The Independent Community Bankers of America made its pitch to regulators at the first in a series of public hearings the Federal Reserve is holding to review Capital One Financial Corp’s proposed takeover of ING Groep NV’s U.S. online banking portfolio.
Chris Cole, senior vice president of ICBA, said there should be a moratorium on big-bank mergers until rules from last year’s Dodd-Frank financial oversight law are defined and in force.
“It has been 14 months since the Dodd-Frank Act was passed and we still don’t have a regulatory apparatus in place to deal with those banks over $50 billion in assets ... and haven’t figured out an accurate way to measure their systemic risk,” he said.
The Fed is reviewing Capital One’s $9 billion proposed merger, which would create the 7th-largest U.S. bank by assets, according to SNL Financial.
The markets are watching the review as a test case for how the U.S. government will treat big-bank mergers after the financial crisis.
Dodd-Frank requires U.S. regulators to take systemic risk into account when evaluating a merger, in addition to public benefit, concentration of resources, unfair competition and other factors.
Capital One defended the merger at the hearing, telling the Fed and community groups that big does not necessarily mean risky.
“Dodd-Frank is clear on a key point: There is no automatic finding of increased risk to our financial system in the event one institution acquires another, even if those institutions are relatively large,” said John Finneran, head of corporate reputation and general counsel for Capital One.
Finneran said the merger would actually minimize systemic risk, by giving Capital One -- which derives more than half its revenue from credit cards -- access to ING’s $80 billion in deposits.
He also pointed out that Capital One did not create or sell the exotic financial instruments -- such as credit default swaps -- that brought down many banks and spread financial ruin during the 2007-2009 financial crisis.
The company, he added, would remain a traditional consumer and commercial bank “with none of the complexity or interconnectivity that the Dodd-Frank Act sought to address in ending the concept of ‘too big to fail.'”
But that very simplicity could leave Capital One vulnerable in an economic downturn, according to John Taylor, president of the National Community Reinvestment Coalition, an advocacy group that has pushed hard against the merger.
“This is an unsafe, monoline business that relies on a highly sensitive single-source of income and then spreads three quarters of its risk to the public through selling its securities to America’s retirement funds and insurance companies,” he told the Fed representatives. “And they are asking you to allow them to become the nation’s fifth-largest bank” by deposits.
Cole from ICBA said the Fed should not approve any big mergers until large banks have submitted to regulators “living wills” to serve as blueprints for their dismantling in the event of failure, among other reforms not yet put in place.
The largest banks are expected to start submitting their living wills to regulators by the middle of next year.

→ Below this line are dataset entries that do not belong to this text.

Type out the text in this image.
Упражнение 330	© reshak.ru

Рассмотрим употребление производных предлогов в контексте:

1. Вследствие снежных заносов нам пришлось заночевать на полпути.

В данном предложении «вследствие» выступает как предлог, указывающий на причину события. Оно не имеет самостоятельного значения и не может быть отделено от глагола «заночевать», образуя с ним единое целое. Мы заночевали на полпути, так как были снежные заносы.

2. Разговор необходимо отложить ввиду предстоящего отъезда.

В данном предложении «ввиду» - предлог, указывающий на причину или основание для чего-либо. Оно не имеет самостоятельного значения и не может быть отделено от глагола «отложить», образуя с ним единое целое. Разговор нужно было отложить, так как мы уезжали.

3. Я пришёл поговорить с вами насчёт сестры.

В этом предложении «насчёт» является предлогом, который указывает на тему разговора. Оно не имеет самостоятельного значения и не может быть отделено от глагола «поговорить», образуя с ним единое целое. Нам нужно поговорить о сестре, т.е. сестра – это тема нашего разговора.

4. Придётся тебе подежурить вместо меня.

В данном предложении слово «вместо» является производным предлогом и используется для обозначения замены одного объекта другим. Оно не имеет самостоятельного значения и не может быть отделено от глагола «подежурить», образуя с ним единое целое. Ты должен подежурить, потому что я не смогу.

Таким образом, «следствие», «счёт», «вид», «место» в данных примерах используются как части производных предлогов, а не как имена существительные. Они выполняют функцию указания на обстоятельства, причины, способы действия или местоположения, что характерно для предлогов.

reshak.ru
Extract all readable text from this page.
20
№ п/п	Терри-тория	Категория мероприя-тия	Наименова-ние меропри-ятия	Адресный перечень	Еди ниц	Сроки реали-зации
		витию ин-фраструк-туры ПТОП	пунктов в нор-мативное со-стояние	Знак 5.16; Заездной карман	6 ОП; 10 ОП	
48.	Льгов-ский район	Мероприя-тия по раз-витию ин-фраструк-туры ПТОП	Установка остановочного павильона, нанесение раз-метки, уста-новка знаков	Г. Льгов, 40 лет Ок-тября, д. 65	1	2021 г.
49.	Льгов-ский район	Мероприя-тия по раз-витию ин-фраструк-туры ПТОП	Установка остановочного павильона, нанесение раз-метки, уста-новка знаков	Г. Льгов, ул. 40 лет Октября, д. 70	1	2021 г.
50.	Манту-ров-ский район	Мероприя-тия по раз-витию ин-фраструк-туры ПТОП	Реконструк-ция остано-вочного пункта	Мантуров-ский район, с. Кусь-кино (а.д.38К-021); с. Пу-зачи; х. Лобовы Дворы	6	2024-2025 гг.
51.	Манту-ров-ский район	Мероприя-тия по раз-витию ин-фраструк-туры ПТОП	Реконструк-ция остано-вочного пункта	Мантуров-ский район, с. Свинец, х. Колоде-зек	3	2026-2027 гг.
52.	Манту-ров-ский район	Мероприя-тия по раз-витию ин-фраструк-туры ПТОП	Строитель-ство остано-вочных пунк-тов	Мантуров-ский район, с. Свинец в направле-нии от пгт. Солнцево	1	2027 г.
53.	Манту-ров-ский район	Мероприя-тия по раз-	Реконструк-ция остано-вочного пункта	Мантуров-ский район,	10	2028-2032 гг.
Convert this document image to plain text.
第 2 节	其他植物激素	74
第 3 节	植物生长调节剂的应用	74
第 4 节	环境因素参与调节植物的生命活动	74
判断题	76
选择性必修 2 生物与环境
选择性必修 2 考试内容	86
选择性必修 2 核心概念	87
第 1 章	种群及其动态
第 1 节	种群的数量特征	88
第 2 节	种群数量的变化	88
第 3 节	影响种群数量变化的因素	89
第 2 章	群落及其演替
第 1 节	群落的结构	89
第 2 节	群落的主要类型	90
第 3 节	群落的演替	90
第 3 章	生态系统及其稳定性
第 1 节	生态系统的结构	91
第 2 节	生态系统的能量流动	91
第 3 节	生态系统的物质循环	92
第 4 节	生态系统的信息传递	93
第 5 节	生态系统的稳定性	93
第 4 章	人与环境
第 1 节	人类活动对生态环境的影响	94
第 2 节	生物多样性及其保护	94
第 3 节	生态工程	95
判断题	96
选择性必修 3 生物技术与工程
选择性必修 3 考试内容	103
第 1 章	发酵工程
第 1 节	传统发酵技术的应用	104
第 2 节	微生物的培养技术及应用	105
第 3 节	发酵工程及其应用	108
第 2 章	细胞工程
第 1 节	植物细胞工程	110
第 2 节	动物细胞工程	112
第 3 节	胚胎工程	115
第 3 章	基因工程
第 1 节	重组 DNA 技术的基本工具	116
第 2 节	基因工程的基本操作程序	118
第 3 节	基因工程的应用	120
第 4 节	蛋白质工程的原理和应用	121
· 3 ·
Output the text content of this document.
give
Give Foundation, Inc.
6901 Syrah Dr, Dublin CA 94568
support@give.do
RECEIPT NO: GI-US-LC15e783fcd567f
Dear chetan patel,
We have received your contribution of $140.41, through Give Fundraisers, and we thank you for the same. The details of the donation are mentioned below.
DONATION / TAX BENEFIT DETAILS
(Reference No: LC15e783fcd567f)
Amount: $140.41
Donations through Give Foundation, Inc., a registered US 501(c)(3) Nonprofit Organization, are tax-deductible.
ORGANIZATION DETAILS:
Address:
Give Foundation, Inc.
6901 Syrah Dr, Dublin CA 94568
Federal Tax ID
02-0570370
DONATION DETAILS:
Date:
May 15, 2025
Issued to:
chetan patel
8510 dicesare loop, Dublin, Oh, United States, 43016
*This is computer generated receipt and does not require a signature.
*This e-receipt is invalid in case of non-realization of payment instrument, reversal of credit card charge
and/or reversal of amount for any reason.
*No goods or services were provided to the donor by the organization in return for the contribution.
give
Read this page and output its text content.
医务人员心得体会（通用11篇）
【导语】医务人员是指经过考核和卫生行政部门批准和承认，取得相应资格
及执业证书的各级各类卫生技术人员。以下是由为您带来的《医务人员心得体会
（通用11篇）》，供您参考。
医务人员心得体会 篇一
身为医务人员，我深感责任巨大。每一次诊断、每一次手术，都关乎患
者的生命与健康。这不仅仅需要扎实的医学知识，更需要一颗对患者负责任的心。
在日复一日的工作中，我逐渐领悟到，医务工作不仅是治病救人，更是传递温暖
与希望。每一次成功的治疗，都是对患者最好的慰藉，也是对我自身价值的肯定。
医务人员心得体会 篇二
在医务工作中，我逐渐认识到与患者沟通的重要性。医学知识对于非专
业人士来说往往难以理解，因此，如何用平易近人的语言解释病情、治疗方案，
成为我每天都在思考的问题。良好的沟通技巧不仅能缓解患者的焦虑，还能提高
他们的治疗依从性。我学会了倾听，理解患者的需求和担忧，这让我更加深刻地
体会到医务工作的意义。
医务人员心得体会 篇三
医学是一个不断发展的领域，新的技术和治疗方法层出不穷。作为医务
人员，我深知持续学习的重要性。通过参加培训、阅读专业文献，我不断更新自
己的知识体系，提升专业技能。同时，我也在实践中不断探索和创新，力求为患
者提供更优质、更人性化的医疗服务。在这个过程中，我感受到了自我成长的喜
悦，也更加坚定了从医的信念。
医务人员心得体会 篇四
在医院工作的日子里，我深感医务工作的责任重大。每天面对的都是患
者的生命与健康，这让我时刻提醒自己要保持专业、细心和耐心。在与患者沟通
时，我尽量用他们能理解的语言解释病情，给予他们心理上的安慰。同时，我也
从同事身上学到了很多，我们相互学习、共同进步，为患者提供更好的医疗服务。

Cole also suggested that banking agencies issue special rules explaining systemic risk in the context of mergers and acquisitions.
Fed representatives at the hearing appeared skeptical of a moratorium, questioning Cole about the economic impact of such a move.
The Fed will next hold public hearings on the merger in Chicago and San Francisco on September 27 and October 5, respectively. The public comment period will close on October 12.